È in questo solco che si inserisce la decisione annunciata da Londra dal premier Keir Starmer: un disegno di legge per inserire il Corpo dei Guardiani nella lista delle organizzazioni terroristiche, da presentare all’apertura della nuova sessione parlamentare a luglio. Starmer, parlando durante una visita a una sinagoga colpita da un attacco, ha motivato la scelta con la crescente preoccupazione per l’impiego di forze proxy da parte di Teheran e per le attività malevole di attori statali. Finora il Regno Unito aveva opposto una resistenza tecnica, sostenendo che il Terrorism Act del 2000 fosse concepito per gruppi non statali; ora il governo laburista promette una normativa ad hoc, che, secondo il Financial Times, prenderebbe spunto dalle inquietudini su una rete chiamata Ashab al-Yameen, capace di sfruttare canali di propaganda del regime.

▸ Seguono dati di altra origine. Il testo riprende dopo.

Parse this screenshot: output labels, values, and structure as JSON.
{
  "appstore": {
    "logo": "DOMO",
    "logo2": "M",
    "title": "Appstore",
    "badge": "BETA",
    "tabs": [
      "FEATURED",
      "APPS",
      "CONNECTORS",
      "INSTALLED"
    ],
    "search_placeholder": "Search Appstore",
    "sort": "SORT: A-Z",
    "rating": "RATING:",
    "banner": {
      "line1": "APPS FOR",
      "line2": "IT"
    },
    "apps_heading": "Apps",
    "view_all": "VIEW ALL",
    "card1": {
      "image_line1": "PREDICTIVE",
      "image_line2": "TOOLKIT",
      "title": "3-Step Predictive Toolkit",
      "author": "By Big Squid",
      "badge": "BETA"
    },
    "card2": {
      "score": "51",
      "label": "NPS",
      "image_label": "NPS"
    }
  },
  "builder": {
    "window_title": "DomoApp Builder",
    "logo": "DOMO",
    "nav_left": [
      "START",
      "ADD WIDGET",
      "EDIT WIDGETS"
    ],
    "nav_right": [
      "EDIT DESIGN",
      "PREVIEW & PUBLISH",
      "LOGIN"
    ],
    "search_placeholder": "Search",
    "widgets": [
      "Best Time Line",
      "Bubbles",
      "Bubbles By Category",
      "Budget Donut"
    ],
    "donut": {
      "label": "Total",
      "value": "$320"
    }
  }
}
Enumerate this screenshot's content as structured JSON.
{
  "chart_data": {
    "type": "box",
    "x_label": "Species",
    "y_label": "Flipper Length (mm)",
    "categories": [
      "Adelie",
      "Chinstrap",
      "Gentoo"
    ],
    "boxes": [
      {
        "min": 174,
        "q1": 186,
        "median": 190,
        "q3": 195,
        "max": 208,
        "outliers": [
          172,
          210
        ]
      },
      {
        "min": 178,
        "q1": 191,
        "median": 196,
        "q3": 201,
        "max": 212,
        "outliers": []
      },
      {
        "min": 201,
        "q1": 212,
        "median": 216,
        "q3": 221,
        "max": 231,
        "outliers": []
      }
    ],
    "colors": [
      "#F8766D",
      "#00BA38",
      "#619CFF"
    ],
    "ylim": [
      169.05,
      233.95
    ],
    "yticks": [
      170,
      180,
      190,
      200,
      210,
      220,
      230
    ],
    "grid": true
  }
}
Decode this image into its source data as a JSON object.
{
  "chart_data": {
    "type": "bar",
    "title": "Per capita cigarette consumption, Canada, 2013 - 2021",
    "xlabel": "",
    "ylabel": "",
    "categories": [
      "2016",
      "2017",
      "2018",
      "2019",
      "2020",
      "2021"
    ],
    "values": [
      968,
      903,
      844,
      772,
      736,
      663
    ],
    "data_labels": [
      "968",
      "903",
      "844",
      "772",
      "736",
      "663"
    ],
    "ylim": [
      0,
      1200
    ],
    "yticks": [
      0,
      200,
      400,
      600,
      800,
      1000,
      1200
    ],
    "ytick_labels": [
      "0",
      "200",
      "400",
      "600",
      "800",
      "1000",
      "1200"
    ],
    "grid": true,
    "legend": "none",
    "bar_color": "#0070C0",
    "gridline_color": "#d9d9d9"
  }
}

La mossa britannica allinea Londra a Bruxelles, dove già a febbraio l’Unione Europea aveva qualificato i Pasdaran come organizzazione terroristica, e a Canberra, che da tempo li classifica come entità statale sostenitrice del terrorismo. Per l’Italia e i partner europei la duplice pressione – il bastone della proscrizione e l’eventuale carota del dialogo pakistano – configura uno scenario complesso, in cui occorre bilanciare la difesa della sicurezza collettiva con la necessità di un canale di disinnesco della crisi nucleare. Secondo gli analisti di Bruxelles, il coordinamento transatlantico che si sta delineando risponde alla strategia di isolare il braccio militare del regime senza chiudere del tutto la strada alla diplomazia, distinguendo fra il negoziato sul nucleare e il contrasto alle attività di destabilizzazione regionale.
Resta da capire se l’apertura di Islamabad evolverà in un vero negoziato o si infrangerà contro le resistenze dei Guardiani, che nell’ultimo anno hanno visto crescere la loro influenza interna mentre il conflitto mediorientale infiamma la regione. L’ottica di Pechino e di Mosca, entrambe vicine a Teheran ma non del tutto allineate sul dossier nucleare, potrebbe offrire una sponda, mentre Israele osserva con inquietudine ogni ipotesi di disgelo che non contempli garanzie verificabili. L’Italia e l’Europa, strette fra la solidarietà atlantica e la vocazione mediterranea al dialogo, sono chiamate a un ruolo di cerniera: sostenere le sanzioni mirate contro l’apparato militare iraniano, ma al tempo stesso scongiurare una spirale di incomprensioni che allontani la prospettiva di un accordo stabile. In questa partita sottile, la verità di Islamabad diventerà il primo banco di prova.